The following NOC results may be seen when a patient has a risk of thermal injury:
- Skin Integrity: Skin is intact with no evidence of burns or other signs of thermal injury
- Self-Care Status: Patient is able to dress appropriately for temperatures outside the home
- Cardiac Output: Adequate peripheral circulation is maintained
- Thermoregulation: Patient is able to maintain body temperature within normal limits
- Knowledge: Patient demonstrates an understanding of the signs and symptoms of thermal injury and preventive measures
The following NIC interventions may be implemented when a patient is at risk for thermal injury:
- Thermoregulation Enhancement: Monitor temperature, provide hydration and electrolyte maintenance, provide comfortable room temperature.
- Environmental Temperature Management: Monitor temperature of external environment, provide appropriate clothing and protective gear.
- Health Teaching: Educate the patient on the signs and symptoms of thermal injury, preventive measures.

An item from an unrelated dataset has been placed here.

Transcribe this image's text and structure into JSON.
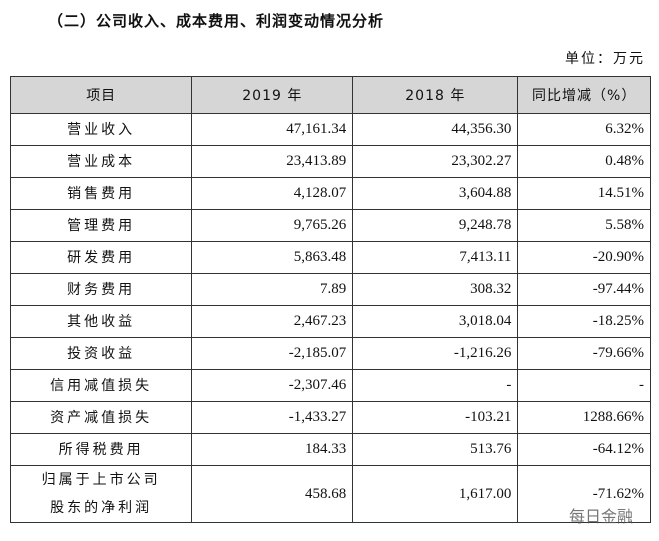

- Risk Identification: Assess for environmental and metabolic factors that may increase the risk of thermal injury.
Conclusion and FAQ
Thermal injury is a serious condition that can have devastating consequences if left untreated. Nurses must be aware of the risk factors and signs and symptoms of thermal injury and be prepared to provide care for these patients. All staff members should be knowledgeable about the best practices for preventing thermal injury in all patient populations.